Поскольку Джоанне ничего другого и не оставалось, она ушла, разрываясь между желанием и страхом. Тревоги ночного бдения у кровати спящего мужчины, мысли о необходимости помогать ему, если он попросит, мгновенно вылетели из ее головы.
По мере приближения ночи Джоанна все меньше и меньше становилась уверенной в том, что чудо, о котором она так долго умоляла Бога, не исчезнет. Она не смогла бы жить, если бы Джеффри вдруг снова погрузился в омут небытия.
Страх Джоанны чуть было не перешел в разочарование, когда она обнаружила, что Джеффри спит глубоким сном. Она бесшумно разделась и осторожно легла рядом. Если бы он не проснулся, она так и мучилась бы сомнениями. Однако, когда кровать прогнулась под ее телом, Джеффри тотчас же заключил Джоанну в свои объятия. Он нашел ее губы, стал целовать и ласкать ее тело.
Не страдай Джоанна так сильно, она поняла бы, что эти действия и являются доказательством его исцеления. За все эти месяцы, минувшие после опустошительного похода на восток, он ни разу не искал ее любви. Когда желание Джоанны становилось нестерпимым, она сама делала первый шаг. Тогда Джеффри служил ей — а вернее сказать, обслуживал ее, — делая вид, будто получает удовольствие. Для нее это было страшнее его отказа. Иногда, к ужасу Джоанны, Джеффри настолько уходил в себя, что так и не достигал кульминационного момента, когда она уже чувствовала оргазм. Джеффри прекрасно знал тело жены. Он знал, как возбудить ее, даже если ее сердце разрывалось на части.
По мере возбуждения усиливался и страх Джоанны. Лицо Джеффри оставалось непроницаемым. Его глаза — зеркало его души — были закрыты.
— Открой глаза! — закричала Джоанна. — Я не вынесу этого… открой глаза!
Они открылись тотчас же и блестели теперь в тусклом свете ночной свечи.
— Любимая! — прошептал Джеффри. — Я тебя чем-нибудь обидел?

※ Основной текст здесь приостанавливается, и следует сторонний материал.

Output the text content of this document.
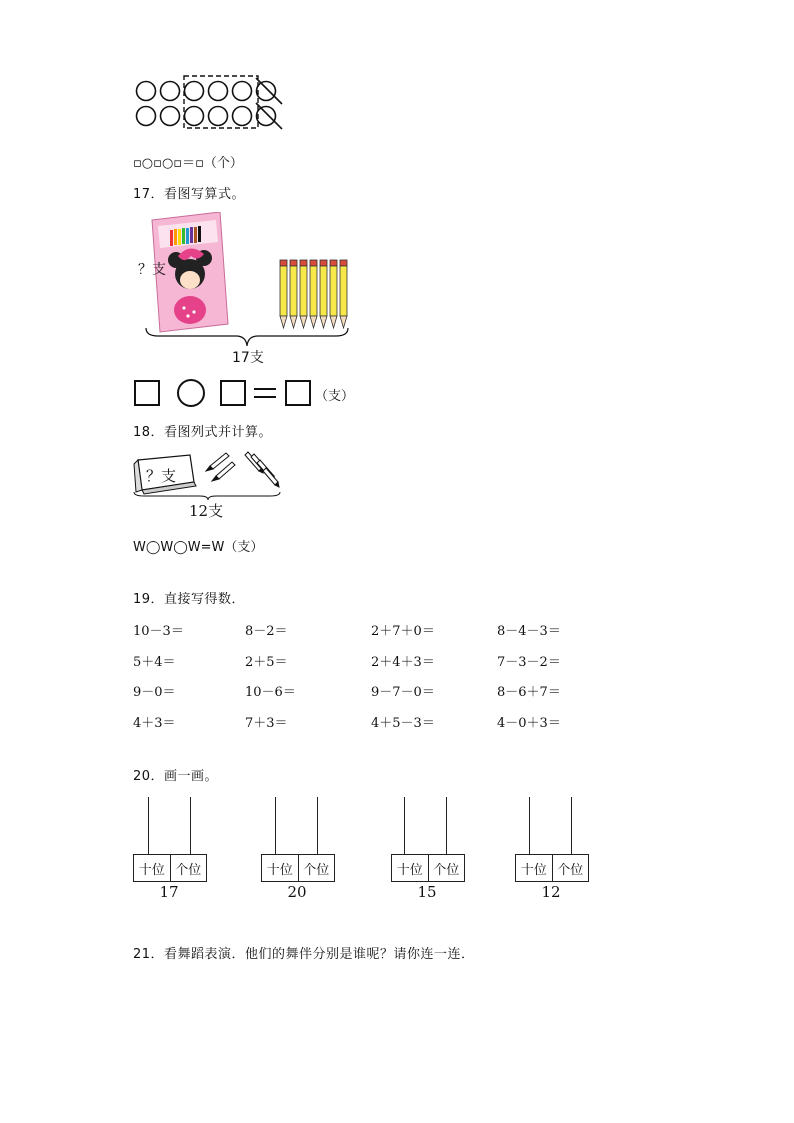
▫○▫○▫＝▫（个）
17．看图写算式。
？支
17支
（支）
18．看图列式并计算。
？支
12支
W◯W◯W=W（支）
19．直接写得数．
10－3＝	8－2＝	2＋7＋0＝	8－4－3＝
5＋4＝	2＋5＝	2＋4＋3＝	7－3－2＝
9－0＝	10－6＝	9－7－0＝	8－6＋7＝
4＋3＝	7＋3＝	4＋5－3＝	4－0＋3＝
20．画一画。
十位 个位
17
十位 个位
20
十位 个位
15
十位 个位
12
21．看舞蹈表演．他们的舞伴分别是谁呢？请你连一连．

— Нет, — вздохнула Джоанна. — Нет…
С Джеффри все в порядке: он видит ее! Истинная страсть, а не простая потребность плоти мгновенно овладела Джоанной.
— Что я сделал не так? Чего именно ты не выносишь?
— Потом… Я расскажу тебе позже… А сейчас люби меня… Люби меня!
Джеффри последовал совету Иэна: посвятил любви больше времени, чем несколько минут. Он заставлял Джоанну стонать от наслаждения, а затем снова замирать в трепетном ожидании, каждый раз все сильнее и сильнее возбуждая ее, пока она наконец не закричала, как когда-то во Франции: «Быстрее! Быстрее! Пожалуйста!» Они одновременно подошли к окончанию, из их уст рвались стоны, но похожие на песнь наслаждения. Так они и уснули в объятиях друг друга, перевернувшись на бок, чтобы Джеффри не задавил своей тяжестью Джоанну.
Утром последние сомнения Джоанны улетучились. Она так и проснулась в объятиях мужа. Он уже не спал, рассматривая ее с серьезным вниманием любящего человека, чуть откинув голову, чтобы лучше видеть лицо Джоанны.
— Бедненький Джеффри! — пробормотала она. — У тебя, должно быть, все затекло, коль ты держал меня так всю ночь.
Джеффри ничего не ответил на это, лишь слегка улыбнулся, чтобы показать, что слышит ее.
— Так чего ты не выносишь? — спросил он.
Джоанна надеялась, что Джеффри уже забыл об этом. Но, решила она, лучше сказать правду, чем позволить ему уехать в неведении.
— Я думала, что ты… не знаю, как это назвать… оказывал мне услугу, чтобы утолить мою страсть, хотя сам не хотел… сам ненавидел меня все эти месяцы…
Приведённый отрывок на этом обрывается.